Mikhail Trofimenkov has written of Two Highways that it gives us a glimpse of how God sees the earth as He flies above it. For his part, Koshelokhov claims that, like the opposite side of a Moebius strip, the earthly path repeats (in extension) the forms and ideas that lie hidden in the empyrean. His mission is to re-awaken the viewer to the possibility of participating in the world’s co-creation by uniting thought and feeling, theory and practice, sensus et ratio (to borrow the artist’s beloved coinage). Everywhere—even in the less prepossessing quarters of Leningrad/Petersburg (Koshelokhov’s real muse)—we are reminded (by colors, shapes, faces, bodies, buildings) of the miracle of being’s unfolding. Ekaterina Andreeva argues that it was this impulse—to see the whole world and to see it all at once—that launched the postmodernist/transavantgarde project. In this sense, she speculates, it was no accident that Koshelokhov found himself in Italy just as the movement was jelling. (There, he exhibited in a special program at the Venice Biennale, “New Soviet Art: An Unofficial View.”)
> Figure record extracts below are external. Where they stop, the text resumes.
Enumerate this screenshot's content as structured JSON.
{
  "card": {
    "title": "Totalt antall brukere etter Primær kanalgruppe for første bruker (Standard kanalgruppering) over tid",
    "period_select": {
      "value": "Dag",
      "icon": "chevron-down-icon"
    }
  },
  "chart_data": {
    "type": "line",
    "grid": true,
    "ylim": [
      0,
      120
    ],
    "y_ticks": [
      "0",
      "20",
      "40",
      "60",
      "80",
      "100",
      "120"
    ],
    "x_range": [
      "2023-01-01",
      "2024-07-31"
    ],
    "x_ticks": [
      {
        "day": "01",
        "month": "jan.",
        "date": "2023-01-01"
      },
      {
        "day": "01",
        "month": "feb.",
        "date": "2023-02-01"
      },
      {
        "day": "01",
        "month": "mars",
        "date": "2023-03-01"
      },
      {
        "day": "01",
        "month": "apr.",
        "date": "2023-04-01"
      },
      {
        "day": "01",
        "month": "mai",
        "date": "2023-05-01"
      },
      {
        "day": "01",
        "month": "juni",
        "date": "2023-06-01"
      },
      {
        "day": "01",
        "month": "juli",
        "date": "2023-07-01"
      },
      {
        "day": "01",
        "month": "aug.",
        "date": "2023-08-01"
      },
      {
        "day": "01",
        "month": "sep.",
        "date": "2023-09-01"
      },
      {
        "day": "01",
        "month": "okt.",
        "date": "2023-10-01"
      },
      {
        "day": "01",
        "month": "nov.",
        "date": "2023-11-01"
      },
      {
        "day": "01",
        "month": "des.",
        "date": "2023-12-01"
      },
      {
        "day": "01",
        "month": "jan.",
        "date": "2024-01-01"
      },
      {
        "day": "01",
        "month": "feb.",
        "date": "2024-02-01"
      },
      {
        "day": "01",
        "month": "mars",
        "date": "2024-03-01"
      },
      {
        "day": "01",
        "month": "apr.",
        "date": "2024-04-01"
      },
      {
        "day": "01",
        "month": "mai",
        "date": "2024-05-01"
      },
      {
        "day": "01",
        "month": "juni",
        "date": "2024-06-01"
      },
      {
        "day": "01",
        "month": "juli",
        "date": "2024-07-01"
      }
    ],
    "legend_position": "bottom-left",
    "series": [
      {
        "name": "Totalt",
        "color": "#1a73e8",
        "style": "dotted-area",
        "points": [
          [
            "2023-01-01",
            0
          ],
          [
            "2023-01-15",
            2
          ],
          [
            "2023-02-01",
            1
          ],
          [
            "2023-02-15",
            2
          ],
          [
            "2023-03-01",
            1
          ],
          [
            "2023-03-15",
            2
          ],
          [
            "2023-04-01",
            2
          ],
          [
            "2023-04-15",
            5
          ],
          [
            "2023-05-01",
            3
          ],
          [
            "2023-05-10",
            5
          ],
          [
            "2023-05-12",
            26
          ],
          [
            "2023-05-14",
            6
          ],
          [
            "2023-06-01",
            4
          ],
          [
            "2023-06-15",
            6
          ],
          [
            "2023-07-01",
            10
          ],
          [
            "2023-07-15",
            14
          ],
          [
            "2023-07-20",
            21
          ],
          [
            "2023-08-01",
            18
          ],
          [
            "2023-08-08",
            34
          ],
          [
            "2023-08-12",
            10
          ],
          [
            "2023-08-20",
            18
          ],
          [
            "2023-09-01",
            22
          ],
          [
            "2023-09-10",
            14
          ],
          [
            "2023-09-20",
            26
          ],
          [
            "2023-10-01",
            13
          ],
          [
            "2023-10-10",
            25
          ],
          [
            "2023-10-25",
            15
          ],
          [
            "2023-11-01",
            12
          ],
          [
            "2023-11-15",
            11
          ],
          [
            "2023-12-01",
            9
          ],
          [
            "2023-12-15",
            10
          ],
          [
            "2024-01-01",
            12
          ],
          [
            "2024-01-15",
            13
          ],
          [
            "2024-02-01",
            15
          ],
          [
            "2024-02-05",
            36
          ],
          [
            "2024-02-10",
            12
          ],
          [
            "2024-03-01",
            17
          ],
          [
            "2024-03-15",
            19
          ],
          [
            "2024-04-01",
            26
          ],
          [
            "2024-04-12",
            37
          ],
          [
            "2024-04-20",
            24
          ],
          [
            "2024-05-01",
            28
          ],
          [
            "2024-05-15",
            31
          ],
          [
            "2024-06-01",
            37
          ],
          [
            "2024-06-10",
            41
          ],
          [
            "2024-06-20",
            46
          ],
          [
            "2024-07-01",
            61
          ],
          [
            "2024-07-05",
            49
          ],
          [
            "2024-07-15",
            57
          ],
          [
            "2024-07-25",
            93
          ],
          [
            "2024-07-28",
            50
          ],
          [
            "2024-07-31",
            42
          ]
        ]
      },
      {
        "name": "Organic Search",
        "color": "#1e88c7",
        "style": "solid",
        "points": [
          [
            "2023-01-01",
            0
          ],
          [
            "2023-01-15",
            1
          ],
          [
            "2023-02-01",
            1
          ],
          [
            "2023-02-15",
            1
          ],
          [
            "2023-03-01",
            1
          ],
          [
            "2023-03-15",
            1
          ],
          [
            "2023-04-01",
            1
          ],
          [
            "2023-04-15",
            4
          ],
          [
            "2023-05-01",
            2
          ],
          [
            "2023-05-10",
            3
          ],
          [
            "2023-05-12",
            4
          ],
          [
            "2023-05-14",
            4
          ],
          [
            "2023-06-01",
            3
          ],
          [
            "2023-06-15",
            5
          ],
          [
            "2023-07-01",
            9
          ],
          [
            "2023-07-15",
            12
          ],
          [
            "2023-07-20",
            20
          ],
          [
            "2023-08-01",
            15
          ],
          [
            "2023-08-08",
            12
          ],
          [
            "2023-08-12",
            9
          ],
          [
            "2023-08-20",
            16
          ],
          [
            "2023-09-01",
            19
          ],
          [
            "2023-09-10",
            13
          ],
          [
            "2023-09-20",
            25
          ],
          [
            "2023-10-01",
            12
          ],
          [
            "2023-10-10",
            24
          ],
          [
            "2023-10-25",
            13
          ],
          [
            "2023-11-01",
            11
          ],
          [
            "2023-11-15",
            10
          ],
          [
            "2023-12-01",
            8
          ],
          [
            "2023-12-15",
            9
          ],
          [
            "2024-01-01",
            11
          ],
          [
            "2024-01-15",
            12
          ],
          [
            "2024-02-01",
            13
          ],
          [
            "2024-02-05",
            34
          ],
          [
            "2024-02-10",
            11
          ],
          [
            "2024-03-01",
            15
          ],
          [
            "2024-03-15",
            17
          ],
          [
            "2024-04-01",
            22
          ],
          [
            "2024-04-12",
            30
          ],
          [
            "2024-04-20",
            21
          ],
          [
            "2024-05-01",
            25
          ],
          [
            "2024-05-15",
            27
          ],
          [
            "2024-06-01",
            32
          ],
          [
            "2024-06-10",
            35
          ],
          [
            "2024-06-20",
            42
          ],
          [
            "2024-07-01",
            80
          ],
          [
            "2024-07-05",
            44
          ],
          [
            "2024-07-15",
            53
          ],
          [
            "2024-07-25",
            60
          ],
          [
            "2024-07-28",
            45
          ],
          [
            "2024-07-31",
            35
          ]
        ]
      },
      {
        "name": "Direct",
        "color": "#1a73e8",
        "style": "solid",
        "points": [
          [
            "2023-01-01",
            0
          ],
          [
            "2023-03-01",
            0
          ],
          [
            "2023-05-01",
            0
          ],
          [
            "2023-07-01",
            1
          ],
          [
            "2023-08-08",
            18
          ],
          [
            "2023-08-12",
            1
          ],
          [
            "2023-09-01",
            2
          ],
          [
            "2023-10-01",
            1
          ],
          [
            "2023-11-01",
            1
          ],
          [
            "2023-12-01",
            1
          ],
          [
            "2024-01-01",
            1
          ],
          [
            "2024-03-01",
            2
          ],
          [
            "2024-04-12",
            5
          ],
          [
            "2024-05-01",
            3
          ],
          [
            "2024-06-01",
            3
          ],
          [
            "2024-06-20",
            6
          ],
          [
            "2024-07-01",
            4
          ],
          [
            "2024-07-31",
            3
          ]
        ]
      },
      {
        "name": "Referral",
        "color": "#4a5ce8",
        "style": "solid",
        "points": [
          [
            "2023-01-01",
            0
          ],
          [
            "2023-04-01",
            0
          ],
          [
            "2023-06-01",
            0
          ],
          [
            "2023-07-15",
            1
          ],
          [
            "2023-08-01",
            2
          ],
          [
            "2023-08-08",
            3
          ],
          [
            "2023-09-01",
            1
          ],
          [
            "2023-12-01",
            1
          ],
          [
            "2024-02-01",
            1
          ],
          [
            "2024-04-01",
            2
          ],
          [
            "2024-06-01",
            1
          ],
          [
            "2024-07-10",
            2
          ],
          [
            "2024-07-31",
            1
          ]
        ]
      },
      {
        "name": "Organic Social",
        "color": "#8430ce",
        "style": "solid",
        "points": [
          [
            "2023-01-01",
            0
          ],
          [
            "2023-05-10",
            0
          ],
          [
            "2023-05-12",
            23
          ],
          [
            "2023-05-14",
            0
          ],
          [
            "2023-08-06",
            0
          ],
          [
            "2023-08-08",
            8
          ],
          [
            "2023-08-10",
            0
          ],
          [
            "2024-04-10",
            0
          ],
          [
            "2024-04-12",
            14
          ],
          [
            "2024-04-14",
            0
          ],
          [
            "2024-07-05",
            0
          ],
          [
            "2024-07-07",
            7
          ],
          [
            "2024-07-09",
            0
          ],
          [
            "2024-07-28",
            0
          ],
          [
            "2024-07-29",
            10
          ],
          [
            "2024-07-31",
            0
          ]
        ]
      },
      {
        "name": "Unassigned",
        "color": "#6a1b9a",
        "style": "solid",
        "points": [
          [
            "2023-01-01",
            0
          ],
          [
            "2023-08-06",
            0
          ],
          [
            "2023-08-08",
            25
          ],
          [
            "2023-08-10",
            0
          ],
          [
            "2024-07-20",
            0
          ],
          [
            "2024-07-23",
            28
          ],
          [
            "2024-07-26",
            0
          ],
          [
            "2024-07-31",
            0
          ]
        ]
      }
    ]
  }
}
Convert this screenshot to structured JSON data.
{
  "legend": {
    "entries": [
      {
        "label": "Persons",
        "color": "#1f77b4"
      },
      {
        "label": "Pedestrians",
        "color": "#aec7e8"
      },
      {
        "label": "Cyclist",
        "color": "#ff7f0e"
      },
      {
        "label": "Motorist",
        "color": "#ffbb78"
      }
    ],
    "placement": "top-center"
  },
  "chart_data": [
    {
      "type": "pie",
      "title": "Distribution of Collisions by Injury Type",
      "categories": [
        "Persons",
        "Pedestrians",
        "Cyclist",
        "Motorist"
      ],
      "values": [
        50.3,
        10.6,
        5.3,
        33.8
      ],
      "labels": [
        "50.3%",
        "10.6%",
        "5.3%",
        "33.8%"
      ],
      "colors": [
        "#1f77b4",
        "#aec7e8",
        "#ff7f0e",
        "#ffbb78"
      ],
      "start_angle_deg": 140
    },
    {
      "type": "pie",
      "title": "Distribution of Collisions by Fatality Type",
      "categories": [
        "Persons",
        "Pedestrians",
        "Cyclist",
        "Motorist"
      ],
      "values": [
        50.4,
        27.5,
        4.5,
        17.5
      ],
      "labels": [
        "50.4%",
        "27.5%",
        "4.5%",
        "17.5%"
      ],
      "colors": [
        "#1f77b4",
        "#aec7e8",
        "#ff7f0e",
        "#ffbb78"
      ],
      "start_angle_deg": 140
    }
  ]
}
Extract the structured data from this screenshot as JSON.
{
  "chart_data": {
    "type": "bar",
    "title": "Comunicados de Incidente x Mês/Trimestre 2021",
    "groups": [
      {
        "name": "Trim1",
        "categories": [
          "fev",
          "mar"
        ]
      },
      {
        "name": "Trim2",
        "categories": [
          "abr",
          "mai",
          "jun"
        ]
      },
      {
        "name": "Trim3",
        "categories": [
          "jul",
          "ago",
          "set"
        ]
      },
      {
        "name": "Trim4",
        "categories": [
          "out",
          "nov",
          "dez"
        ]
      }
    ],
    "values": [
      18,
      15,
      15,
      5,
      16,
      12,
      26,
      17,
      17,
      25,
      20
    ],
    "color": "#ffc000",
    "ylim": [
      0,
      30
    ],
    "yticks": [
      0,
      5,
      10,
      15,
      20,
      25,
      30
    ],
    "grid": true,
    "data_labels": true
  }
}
Preached by Mikhail Larionov and Joseph Beuys, and then taken up by Koshelokhov and Novikov’s New Artists, the now-unfashionable avant-garde notion that everyone is an artist and everything can be turned into art (which we must distinguish from the directive to turn everything and everyone into commodity and consumer) is nothing other than the ethical imperative to remain faithful to the insight that visited Koshelokhov in the mid-seventies: that the mission of art is to reunite vision and thought, self and world. In Koshelokhov’s case, “insight” has to be understood literally. Two Highways is a journey that the artist has been making without leaving his current studio at Pushkinskaya-10. Like all genuine avant-garde projects, though, this journey won’t be complete until the human world (or, at least, one 5000 square meter corner of it) is physically and spiritually transformed. // Thomas Campbell
· Ekaterina Andreeva. “Khudozhnik,” Novyi mir iskusstva 6 (1999): 3–5.
· Ekaterina Andreeva. Postmodernizm. Iskusstvo vtoroi poloviny XX—nachala XXI veka [Postmodernism. Art of the Late 20th and Early 21st Centuries]. Saint Petersburg: Azbuka-Klassika, 2007.
· Ekaterina Andreeva. Videotaped interview, January 2007, Saint Petersburg.
· Alain Badiou. Ethics: An Essay on the Understanding of Evil. Trans. Peter Hallward. London and New York: Verso, 2001.
· Thomas Campbell and Nick Teplov. Unpublished tape-recorded interview with Boris Koshelokhov, October 2006, Saint Petersburg.
· Boris Koshelokhov. Zhivopis. Exhibition catalogue. Text by Ekaterina Andreeva. Saint Petersburg: Na Obvodnom Gallery, 2002.
· Nick Teplov, editor. Bob Koshelokhov. Two Highways. Saint Petersburg, 2003.
· Mikhail Trofimenkov. “Bob pravdu vidit,” Kommersant 14 August 2002.